What is it about higher education that makes it such a fat and funny target for skewering? Is it the seemingly arbitrary power professors have over their students? The increasing definition of a specialty, so that to earn a PhD you have to know everything about nothing at all (“In/Signification and Dys/Lexicography: A (Mis)Reading of Nabokov’s Ada“)? The cloistered atmosphere, where according to Sayre’s Law, “Academic politics is the most vicious and bitter form of politics, because the stakes are so low”? I don’t know, but take all those elements, stir them into a small town Baptist college, throw in an identity crisis and pornography, and you’ve got The Man Who Wrote the Book.
Ezra Gordon is the hapless hero of the tale, a poet without the means to make his ends meet. He hasn’t written in years, much less published; he was charged in a sexual harassment action and had to answer to his girlfriend, the college’s attorney, who also happens to be the daughter of a college trustee who really doesn’t like Ezra.
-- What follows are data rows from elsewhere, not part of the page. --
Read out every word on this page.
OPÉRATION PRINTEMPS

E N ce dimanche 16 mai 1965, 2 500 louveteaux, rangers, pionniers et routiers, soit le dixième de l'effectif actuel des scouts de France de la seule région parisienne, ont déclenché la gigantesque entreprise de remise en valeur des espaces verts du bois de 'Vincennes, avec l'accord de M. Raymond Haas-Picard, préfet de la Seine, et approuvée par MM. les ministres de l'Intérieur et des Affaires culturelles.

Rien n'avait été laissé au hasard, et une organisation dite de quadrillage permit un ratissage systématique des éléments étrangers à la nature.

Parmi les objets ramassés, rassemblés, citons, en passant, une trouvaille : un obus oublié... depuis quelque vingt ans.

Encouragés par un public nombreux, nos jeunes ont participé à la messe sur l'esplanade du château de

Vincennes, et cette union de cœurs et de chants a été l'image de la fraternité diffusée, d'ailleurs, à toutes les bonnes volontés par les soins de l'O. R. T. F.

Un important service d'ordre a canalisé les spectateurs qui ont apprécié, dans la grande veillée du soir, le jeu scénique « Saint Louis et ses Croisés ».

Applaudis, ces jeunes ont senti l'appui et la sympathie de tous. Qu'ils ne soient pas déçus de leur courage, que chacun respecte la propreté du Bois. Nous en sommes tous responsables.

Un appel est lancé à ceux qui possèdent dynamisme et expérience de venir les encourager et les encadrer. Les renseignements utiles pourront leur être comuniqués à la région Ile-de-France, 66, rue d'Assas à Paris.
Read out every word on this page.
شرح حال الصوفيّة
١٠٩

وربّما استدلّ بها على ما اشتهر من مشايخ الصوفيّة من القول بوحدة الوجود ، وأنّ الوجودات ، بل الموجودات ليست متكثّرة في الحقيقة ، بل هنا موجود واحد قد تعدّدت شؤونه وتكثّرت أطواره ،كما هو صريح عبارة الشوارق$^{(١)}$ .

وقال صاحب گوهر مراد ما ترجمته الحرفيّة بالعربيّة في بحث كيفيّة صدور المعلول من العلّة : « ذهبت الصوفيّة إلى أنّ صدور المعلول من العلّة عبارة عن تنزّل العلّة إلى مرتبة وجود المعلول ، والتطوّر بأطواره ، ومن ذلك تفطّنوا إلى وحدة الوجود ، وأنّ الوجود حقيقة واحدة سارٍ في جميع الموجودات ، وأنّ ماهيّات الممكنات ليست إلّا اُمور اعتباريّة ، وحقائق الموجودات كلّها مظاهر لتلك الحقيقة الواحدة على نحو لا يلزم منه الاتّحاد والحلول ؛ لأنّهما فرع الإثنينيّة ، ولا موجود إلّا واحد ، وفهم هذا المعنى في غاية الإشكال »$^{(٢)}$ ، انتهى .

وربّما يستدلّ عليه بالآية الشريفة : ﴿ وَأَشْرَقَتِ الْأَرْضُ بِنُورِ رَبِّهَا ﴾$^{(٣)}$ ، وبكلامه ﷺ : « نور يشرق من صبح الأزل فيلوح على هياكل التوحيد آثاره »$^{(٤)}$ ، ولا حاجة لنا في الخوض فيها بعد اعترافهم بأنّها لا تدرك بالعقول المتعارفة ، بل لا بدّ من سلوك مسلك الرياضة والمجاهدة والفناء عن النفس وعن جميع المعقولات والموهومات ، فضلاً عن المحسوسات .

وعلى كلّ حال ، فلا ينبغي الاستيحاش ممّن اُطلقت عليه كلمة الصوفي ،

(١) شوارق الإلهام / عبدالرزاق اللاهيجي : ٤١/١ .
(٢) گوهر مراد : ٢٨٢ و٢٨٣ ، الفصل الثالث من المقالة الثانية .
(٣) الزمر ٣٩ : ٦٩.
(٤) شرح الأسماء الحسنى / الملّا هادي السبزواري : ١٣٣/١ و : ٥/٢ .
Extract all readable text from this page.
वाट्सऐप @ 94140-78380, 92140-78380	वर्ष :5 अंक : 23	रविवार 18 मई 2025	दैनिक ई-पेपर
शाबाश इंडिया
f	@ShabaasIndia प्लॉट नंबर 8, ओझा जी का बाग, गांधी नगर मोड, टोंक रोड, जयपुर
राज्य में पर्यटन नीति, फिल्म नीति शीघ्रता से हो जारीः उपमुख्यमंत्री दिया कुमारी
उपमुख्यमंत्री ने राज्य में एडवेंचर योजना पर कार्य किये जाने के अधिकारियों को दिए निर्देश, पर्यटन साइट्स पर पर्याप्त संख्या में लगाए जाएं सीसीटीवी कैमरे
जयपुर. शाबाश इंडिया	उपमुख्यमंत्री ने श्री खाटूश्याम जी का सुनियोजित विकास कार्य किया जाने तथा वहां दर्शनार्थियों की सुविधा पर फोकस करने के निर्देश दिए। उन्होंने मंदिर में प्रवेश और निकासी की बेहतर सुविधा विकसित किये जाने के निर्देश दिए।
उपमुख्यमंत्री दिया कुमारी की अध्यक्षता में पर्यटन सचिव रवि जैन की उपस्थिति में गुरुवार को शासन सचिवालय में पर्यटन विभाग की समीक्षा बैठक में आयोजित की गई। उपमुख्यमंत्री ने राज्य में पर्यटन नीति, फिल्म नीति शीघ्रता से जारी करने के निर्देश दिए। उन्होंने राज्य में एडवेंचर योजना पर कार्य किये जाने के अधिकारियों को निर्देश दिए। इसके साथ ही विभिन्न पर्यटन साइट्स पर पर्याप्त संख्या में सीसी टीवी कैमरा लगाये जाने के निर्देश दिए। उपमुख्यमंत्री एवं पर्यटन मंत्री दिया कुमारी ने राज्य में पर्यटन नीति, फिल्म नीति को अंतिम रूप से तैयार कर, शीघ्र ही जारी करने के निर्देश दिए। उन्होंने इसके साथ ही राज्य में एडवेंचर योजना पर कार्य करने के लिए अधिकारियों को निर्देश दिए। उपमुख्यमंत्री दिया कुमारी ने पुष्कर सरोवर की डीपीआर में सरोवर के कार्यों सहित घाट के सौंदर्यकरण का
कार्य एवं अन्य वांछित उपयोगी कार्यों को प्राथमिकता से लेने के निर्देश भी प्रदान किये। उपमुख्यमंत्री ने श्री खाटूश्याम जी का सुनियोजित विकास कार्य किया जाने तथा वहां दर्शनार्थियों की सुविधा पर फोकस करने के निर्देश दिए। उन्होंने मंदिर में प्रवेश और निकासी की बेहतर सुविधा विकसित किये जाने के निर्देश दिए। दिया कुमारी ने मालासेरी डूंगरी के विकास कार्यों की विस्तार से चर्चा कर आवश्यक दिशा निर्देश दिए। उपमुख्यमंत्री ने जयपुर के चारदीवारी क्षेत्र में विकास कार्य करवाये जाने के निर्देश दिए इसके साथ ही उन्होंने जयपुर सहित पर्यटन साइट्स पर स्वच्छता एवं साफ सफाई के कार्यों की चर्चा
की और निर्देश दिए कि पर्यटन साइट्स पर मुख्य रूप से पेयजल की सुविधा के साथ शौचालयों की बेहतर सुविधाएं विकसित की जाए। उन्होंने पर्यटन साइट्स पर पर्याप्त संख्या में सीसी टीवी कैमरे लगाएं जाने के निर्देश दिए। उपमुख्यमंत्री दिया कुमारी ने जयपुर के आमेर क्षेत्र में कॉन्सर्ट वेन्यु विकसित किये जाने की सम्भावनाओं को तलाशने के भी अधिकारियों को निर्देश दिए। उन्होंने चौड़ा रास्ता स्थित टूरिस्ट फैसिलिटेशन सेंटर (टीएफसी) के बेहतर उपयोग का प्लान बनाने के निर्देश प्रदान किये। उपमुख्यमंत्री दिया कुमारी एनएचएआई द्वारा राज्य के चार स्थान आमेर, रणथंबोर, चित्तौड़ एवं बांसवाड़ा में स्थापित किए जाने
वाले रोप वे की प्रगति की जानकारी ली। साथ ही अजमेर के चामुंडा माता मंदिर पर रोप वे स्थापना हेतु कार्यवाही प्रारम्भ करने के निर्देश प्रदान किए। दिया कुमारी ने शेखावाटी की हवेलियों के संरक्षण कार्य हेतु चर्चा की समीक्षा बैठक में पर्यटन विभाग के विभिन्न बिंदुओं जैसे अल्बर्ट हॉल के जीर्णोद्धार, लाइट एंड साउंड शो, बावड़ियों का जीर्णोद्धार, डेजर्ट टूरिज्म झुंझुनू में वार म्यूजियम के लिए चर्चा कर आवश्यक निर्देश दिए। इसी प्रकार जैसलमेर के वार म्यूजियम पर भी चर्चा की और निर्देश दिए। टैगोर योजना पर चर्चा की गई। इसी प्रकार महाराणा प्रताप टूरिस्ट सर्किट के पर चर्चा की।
With most of the students, the department chair, his tenure committee, his landlady, maybe even his girlfriend – wherever Ezra goes, he’s the most unpopular guy in the room.
He does have one friend, Isaac Schwimmer, who lives in LA, so Ezra goes to stay with him for spring break. Isaac left the world of academia for the considerably lower-stress world of publishing, even breaking in with his own imprint. Ezra, of course, has no idea what Isaac publishes, and when he walks into Isaac’s high rise “lives of the rich and famous” condo, meets his beautiful, brainy, and willing neighbors, and crashes in a guest bedroom bigger than his apartment, he gets curious.
It turns out that there has to be someone who publishes pornographic novels, and Isaac happens to be one of the most successful in the crowd. That success has also given Isaac tons of self-confidence, which he generously tries to share with the beaten-down Ezra. He also makes Ezra a business proposition – write me a porn book and I’ll pay you $10,000. To his own surprise, Ezra accepts, and returns to campus with a little secret and a great big grin. (Did I mention the willing neighbor?)
The secret of writing a throwaway piece of smut fires Ezra’s imagination, and before he knows it the manuscript for Every Inch a Lady is in the mail, and the book is in print. To Ezra’s (and Isaac’s) surprise, it takes off in ways neither can imagine. Plus, finishing it gives Ezra the nerve to tell off his old girlfriend, show off his new one, tick off an FBI agent investigating cybercrime, help a student find his way, and finally, contemplate writing his own novel under his own name. Ezra’s journey becomes a comic take on the erotic journey of his heroine, picking up momentum along the way.
Tarloff also wrote for M*A*S*H, All in the Family, and The Bob Newhart Show, and still writes for Slate, The Atlantic, and The American Prospect. He’s married to economist Laura D’Andrea Tyson, which is where I guess he got his exposure to academic politics. In The Man Who Wrote the Book, he scores with vicious and illuminating satire (is that a tautology?), and makes Ezra’s growth from immature schlub to confident adult fun. The lone downside of the book is its relationship to technology – does anyone even publish porn on paper anymore? Would many readers remember the days of computer access limited to dial-up campus networks? The upside is, well, everything else.